Evidence Collection
Evidence collection is the core workflow in The One Compliance. Evidence artifacts are linked to framework controls to demonstrate compliance. You can upload evidence manually or configure auto-collection from other One Stack products.
Uploading Evidence Manually
To upload an evidence artifact:
- Navigate to the control that requires evidence
- Click Add Evidence
- Select the evidence type (Policy, Screenshot, Report, Log, or Attestation)
- Upload the file or paste a URL
- Add a description and set the evidence period (effective date and expiration)
- Click Save
Supported file formats: PDF, PNG, JPG, DOCX, XLSX, CSV, JSON, XML, TXT, and ZIP archives.
Auto-Collection from Other Products
The One Compliance can automatically collect evidence from other One Stack products on a scheduled basis. Auto-collected evidence is linked to the appropriate controls and refreshed automatically.
Security — Scan Results
- Vulnerability scan results serve as evidence for vulnerability management controls
- Security awareness training completion rates satisfy workforce training requirements
- Phishing simulation results demonstrate security testing controls
Configure in Settings → Integrations → Security.
RMM — Patch Compliance
- Patch compliance reports demonstrate timely patching controls
- Device inventory reports satisfy asset management requirements
- Agent deployment coverage shows endpoint management posture
Configure in Settings → Integrations → RMM.
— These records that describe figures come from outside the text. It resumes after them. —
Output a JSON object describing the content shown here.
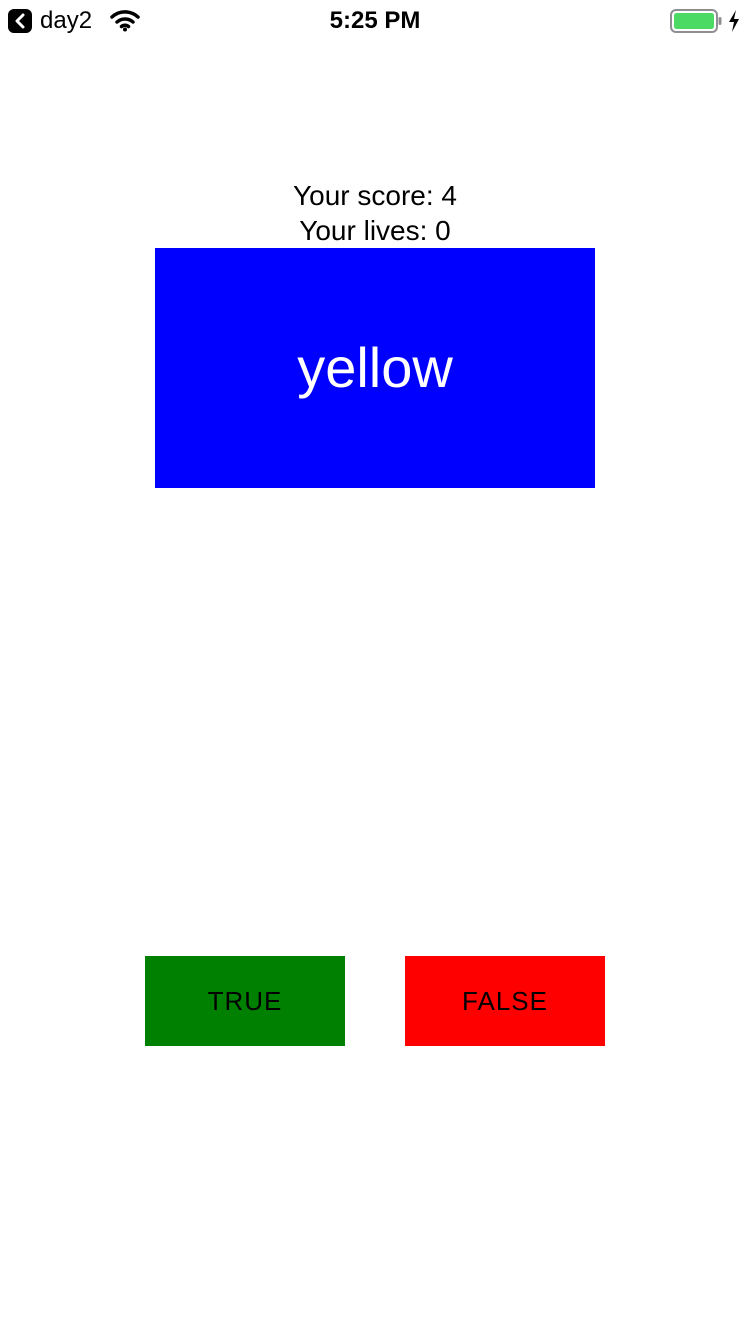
{
  "status_bar": {
    "back_app_label": "day2",
    "time": "5:25 PM",
    "battery_color": "#4cd964",
    "icons": [
      "chevron-left-icon",
      "wifi-icon",
      "battery-icon",
      "charging-bolt-icon"
    ]
  },
  "game": {
    "score_text": "Your score: 4",
    "lives_text": "Your lives: 0",
    "word": "yellow",
    "card_color": "#0000ff",
    "word_color": "#ffffff"
  },
  "buttons": {
    "true_label": "TRUE",
    "true_color": "#008000",
    "false_label": "FALSE",
    "false_color": "#ff0000"
  }
}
Defend — Endpoint Protection
- Endpoint protection deployment status satisfies endpoint security controls
- Alert response metrics demonstrate incident detection capabilities
- Policy enforcement reports show security configuration compliance
Configure in Settings → Integrations → Defend.
Backups — Verification
- Backup job success/failure reports satisfy data protection controls
- Backup test restore results demonstrate recovery capability
- Retention policy compliance shows data lifecycle management
Configure in Settings → Integrations → Backups.
Auto-Collection Schedule
Auto-collected evidence refreshes on a configurable schedule:
| Frequency | Use Case |
|---|---|
| Daily | Patch compliance, backup verification, endpoint protection status |
| Weekly | Vulnerability scan results, device inventory |
| Monthly | Training completion rates, phishing simulation results |
Set the schedule per integration in Settings → Integrations.
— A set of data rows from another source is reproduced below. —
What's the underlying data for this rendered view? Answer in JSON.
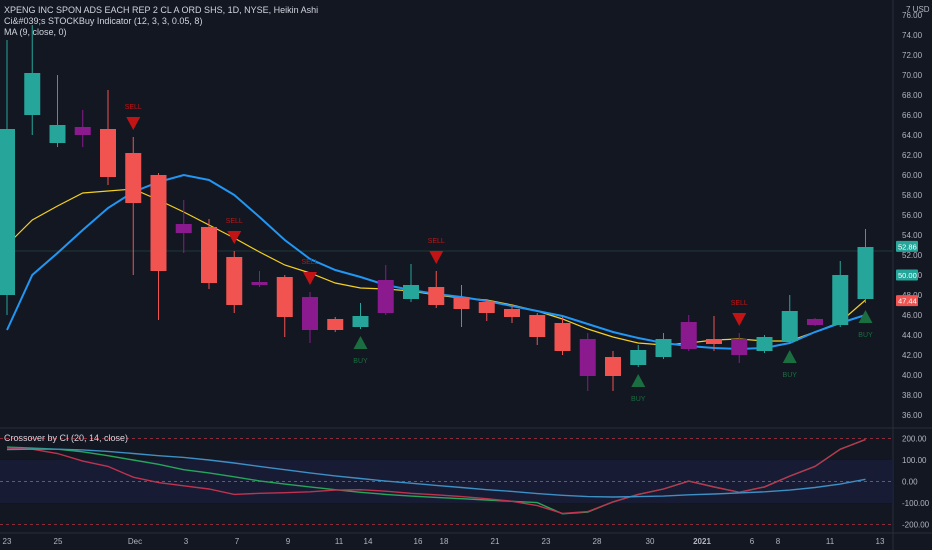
{
  "header": {
    "symbol_line": "XPENG INC SPON ADS EACH REP 2 CL A ORD SHS, 1D, NYSE, Heikin Ashi",
    "indicator_1": "Ci&#039;s STOCKBuy Indicator (12, 3, 3, 0.05, 8)",
    "indicator_2": "MA (9, close, 0)",
    "currency": "USD"
  },
  "oscillator": {
    "title": "Crossover by CI (20, 14, close)"
  },
  "colors": {
    "background": "#131722",
    "bull": "#26a69a",
    "bear": "#f05350",
    "purple": "#8b1a8f",
    "ma": "#f5d020",
    "signal_line": "#2196f3",
    "sell": "#c21414",
    "buy": "#1b6e40",
    "osc_green": "#26a65b",
    "osc_red": "#c0334f",
    "osc_blue": "#3d8fc4"
  },
  "price_labels": [
    "52.86",
    "50.00",
    "47.44"
  ],
  "chart_data": [
    {
      "type": "candlestick",
      "title": "XPENG INC SPON ADS EACH REP 2 CL A ORD SHS, 1D, NYSE, Heikin Ashi",
      "y_axis_ticks": [
        36,
        38,
        40,
        42,
        44,
        46,
        48,
        50,
        52,
        54,
        56,
        58,
        60,
        62,
        64,
        66,
        68,
        70,
        72,
        74,
        76
      ],
      "ylim": [
        35,
        77
      ],
      "x_tick_labels": [
        "23",
        "25",
        "Dec",
        "3",
        "7",
        "9",
        "11",
        "14",
        "16",
        "18",
        "21",
        "23",
        "28",
        "30",
        "2021",
        "6",
        "8",
        "11",
        "13"
      ],
      "candles": [
        {
          "o": 48,
          "c": 64.6,
          "h": 73.5,
          "l": 46,
          "color": "bull"
        },
        {
          "o": 66,
          "c": 70.2,
          "h": 75,
          "l": 64,
          "color": "bull"
        },
        {
          "o": 63.2,
          "c": 65,
          "h": 70,
          "l": 62.8,
          "color": "bull"
        },
        {
          "o": 64.8,
          "c": 64,
          "h": 66.5,
          "l": 62.8,
          "color": "purple"
        },
        {
          "o": 64.6,
          "c": 59.8,
          "h": 68.5,
          "l": 59,
          "color": "bear"
        },
        {
          "o": 62.2,
          "c": 57.2,
          "h": 63.8,
          "l": 50,
          "color": "bear"
        },
        {
          "o": 60,
          "c": 50.4,
          "h": 60.2,
          "l": 45.5,
          "color": "bear"
        },
        {
          "o": 55.1,
          "c": 54.2,
          "h": 57.5,
          "l": 52.2,
          "color": "purple"
        },
        {
          "o": 54.8,
          "c": 49.2,
          "h": 55.6,
          "l": 48.6,
          "color": "bear"
        },
        {
          "o": 51.8,
          "c": 47,
          "h": 52.4,
          "l": 46.2,
          "color": "bear"
        },
        {
          "o": 49.3,
          "c": 49,
          "h": 50.4,
          "l": 48.8,
          "color": "purple"
        },
        {
          "o": 49.8,
          "c": 45.8,
          "h": 50,
          "l": 43.8,
          "color": "bear"
        },
        {
          "o": 47.8,
          "c": 44.5,
          "h": 48.3,
          "l": 43.2,
          "color": "purple"
        },
        {
          "o": 45.6,
          "c": 44.5,
          "h": 45.8,
          "l": 44.3,
          "color": "bear"
        },
        {
          "o": 44.8,
          "c": 45.9,
          "h": 47.2,
          "l": 44.6,
          "color": "bull"
        },
        {
          "o": 46.2,
          "c": 49.5,
          "h": 51,
          "l": 46,
          "color": "purple"
        },
        {
          "o": 47.6,
          "c": 49,
          "h": 51.1,
          "l": 47.3,
          "color": "bull"
        },
        {
          "o": 48.8,
          "c": 47,
          "h": 50.4,
          "l": 46.7,
          "color": "bear"
        },
        {
          "o": 47.8,
          "c": 46.6,
          "h": 49,
          "l": 44.8,
          "color": "bear"
        },
        {
          "o": 47.3,
          "c": 46.2,
          "h": 47.5,
          "l": 45.4,
          "color": "bear"
        },
        {
          "o": 46.6,
          "c": 45.8,
          "h": 47,
          "l": 45.2,
          "color": "bear"
        },
        {
          "o": 46,
          "c": 43.8,
          "h": 46.2,
          "l": 43,
          "color": "bear"
        },
        {
          "o": 45.2,
          "c": 42.4,
          "h": 45.8,
          "l": 42,
          "color": "bear"
        },
        {
          "o": 43.6,
          "c": 39.9,
          "h": 44.2,
          "l": 38.4,
          "color": "purple"
        },
        {
          "o": 41.8,
          "c": 39.9,
          "h": 42.4,
          "l": 38.4,
          "color": "bear"
        },
        {
          "o": 41,
          "c": 42.5,
          "h": 43,
          "l": 40.8,
          "color": "bull"
        },
        {
          "o": 41.8,
          "c": 43.6,
          "h": 44.2,
          "l": 41.6,
          "color": "bull"
        },
        {
          "o": 42.6,
          "c": 45.3,
          "h": 46,
          "l": 42.4,
          "color": "purple"
        },
        {
          "o": 43.6,
          "c": 43.1,
          "h": 45.9,
          "l": 42.4,
          "color": "bear"
        },
        {
          "o": 43.6,
          "c": 42,
          "h": 44.2,
          "l": 41.2,
          "color": "purple"
        },
        {
          "o": 42.4,
          "c": 43.8,
          "h": 44,
          "l": 42.2,
          "color": "bull"
        },
        {
          "o": 43.4,
          "c": 46.4,
          "h": 48,
          "l": 43.2,
          "color": "bull"
        },
        {
          "o": 45.6,
          "c": 45,
          "h": 45.7,
          "l": 44.9,
          "color": "purple"
        },
        {
          "o": 45,
          "c": 50,
          "h": 51.4,
          "l": 44.8,
          "color": "bull"
        },
        {
          "o": 47.6,
          "c": 52.8,
          "h": 54.6,
          "l": 47.2,
          "color": "bull"
        }
      ],
      "ma_9": [
        53,
        55.5,
        56.9,
        58.2,
        58.4,
        58.6,
        57.5,
        56.3,
        55,
        53.7,
        52.3,
        51,
        50.2,
        49.2,
        48.7,
        48.6,
        48.4,
        48,
        47.7,
        47.5,
        47,
        46.4,
        45.6,
        44.6,
        43.8,
        43.2,
        43,
        43.2,
        43.5,
        43.6,
        43.4,
        43.4,
        44.3,
        45.3,
        47.5
      ],
      "signal_line": [
        44.5,
        50,
        52.2,
        54.5,
        56.7,
        58.3,
        59.3,
        60,
        59.5,
        58,
        55.8,
        53.5,
        51.6,
        50.5,
        49.8,
        49,
        48.5,
        48.1,
        47.8,
        47.4,
        46.9,
        46.4,
        45.9,
        45.1,
        44.3,
        43.7,
        43.2,
        42.9,
        42.7,
        42.6,
        42.7,
        43.2,
        44.3,
        45.2,
        46
      ],
      "markers": [
        {
          "index": 5,
          "type": "sell",
          "label": "SELL"
        },
        {
          "index": 9,
          "type": "sell",
          "label": "SELL"
        },
        {
          "index": 12,
          "type": "sell",
          "label": "SELL"
        },
        {
          "index": 14,
          "type": "buy",
          "label": "BUY"
        },
        {
          "index": 17,
          "type": "sell",
          "label": "SELL"
        },
        {
          "index": 25,
          "type": "buy",
          "label": "BUY"
        },
        {
          "index": 29,
          "type": "sell",
          "label": "SELL"
        },
        {
          "index": 31,
          "type": "buy",
          "label": "BUY"
        },
        {
          "index": 34,
          "type": "buy",
          "label": "BUY"
        }
      ]
    },
    {
      "type": "line",
      "title": "Crossover by CI (20, 14, close)",
      "y_axis_ticks": [
        -200,
        -100,
        0,
        100,
        200
      ],
      "ylim": [
        -230,
        230
      ],
      "series": [
        {
          "color": "osc_green",
          "values": [
            160,
            155,
            150,
            138,
            120,
            100,
            80,
            55,
            40,
            22,
            3,
            -12,
            -25,
            -38,
            -50,
            -60,
            -68,
            -74,
            -80,
            -86,
            -92,
            -98,
            -150,
            -142,
            -95,
            -60,
            -35,
            2,
            -25,
            -50,
            -25,
            25,
            70,
            150,
            195
          ]
        },
        {
          "color": "osc_red",
          "values": [
            155,
            150,
            130,
            95,
            70,
            20,
            -5,
            -20,
            -35,
            -60,
            -55,
            -52,
            -48,
            -40,
            -38,
            -45,
            -55,
            -62,
            -70,
            -80,
            -92,
            -112,
            -148,
            -140,
            -95,
            -60,
            -35,
            2,
            -25,
            -50,
            -25,
            25,
            70,
            150,
            195
          ]
        },
        {
          "color": "osc_blue",
          "values": [
            148,
            150,
            150,
            147,
            140,
            130,
            120,
            112,
            100,
            86,
            70,
            55,
            40,
            26,
            14,
            2,
            -8,
            -18,
            -28,
            -38,
            -46,
            -56,
            -64,
            -70,
            -72,
            -70,
            -68,
            -62,
            -58,
            -53,
            -48,
            -40,
            -28,
            -12,
            10
          ]
        }
      ]
    }
  ]
}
Evidence Freshness Tracking
Each evidence artifact has a freshness status based on its effective period:
| Status | Meaning |
|---|---|
| Current | Evidence is within its effective period |
| Expiring Soon | Evidence expires within 30 days |
| Expired | Evidence has passed its expiration date |
| No Expiration | Evidence does not have a defined expiration (e.g., a one-time attestation) |
The compliance dashboard highlights controls with expiring or expired evidence so you can refresh them before an audit.
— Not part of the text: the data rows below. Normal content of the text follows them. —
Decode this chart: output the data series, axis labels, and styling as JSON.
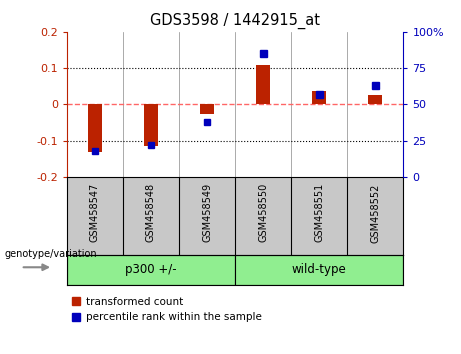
{
  "title": "GDS3598 / 1442915_at",
  "categories": [
    "GSM458547",
    "GSM458548",
    "GSM458549",
    "GSM458550",
    "GSM458551",
    "GSM458552"
  ],
  "red_values": [
    -0.13,
    -0.115,
    -0.025,
    0.11,
    0.038,
    0.025
  ],
  "blue_pct": [
    18,
    22,
    38,
    85,
    57,
    63
  ],
  "group_label": "genotype/variation",
  "groups": [
    {
      "label": "p300 +/-",
      "start": 0,
      "end": 2
    },
    {
      "label": "wild-type",
      "start": 3,
      "end": 5
    }
  ],
  "ylim_left": [
    -0.2,
    0.2
  ],
  "ylim_right": [
    0,
    100
  ],
  "yticks_left": [
    -0.2,
    -0.1,
    0.0,
    0.1,
    0.2
  ],
  "yticks_right": [
    0,
    25,
    50,
    75,
    100
  ],
  "red_color": "#BB2200",
  "blue_color": "#0000BB",
  "zero_line_color": "#FF6666",
  "bg_label": "#C8C8C8",
  "bg_group": "#90EE90",
  "red_bar_width": 0.25,
  "blue_sq_size": 0.12
}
Evidence Review and Approval
Evidence can optionally go through a review workflow:
- Uploaded — Evidence is submitted
- Under Review — A compliance manager reviews the artifact
- Approved — Evidence is accepted and the control is marked Compliant
- Rejected — Evidence is insufficient; the uploader is notified with reviewer comments
Enable the review workflow in Settings → Compliance → Evidence Review.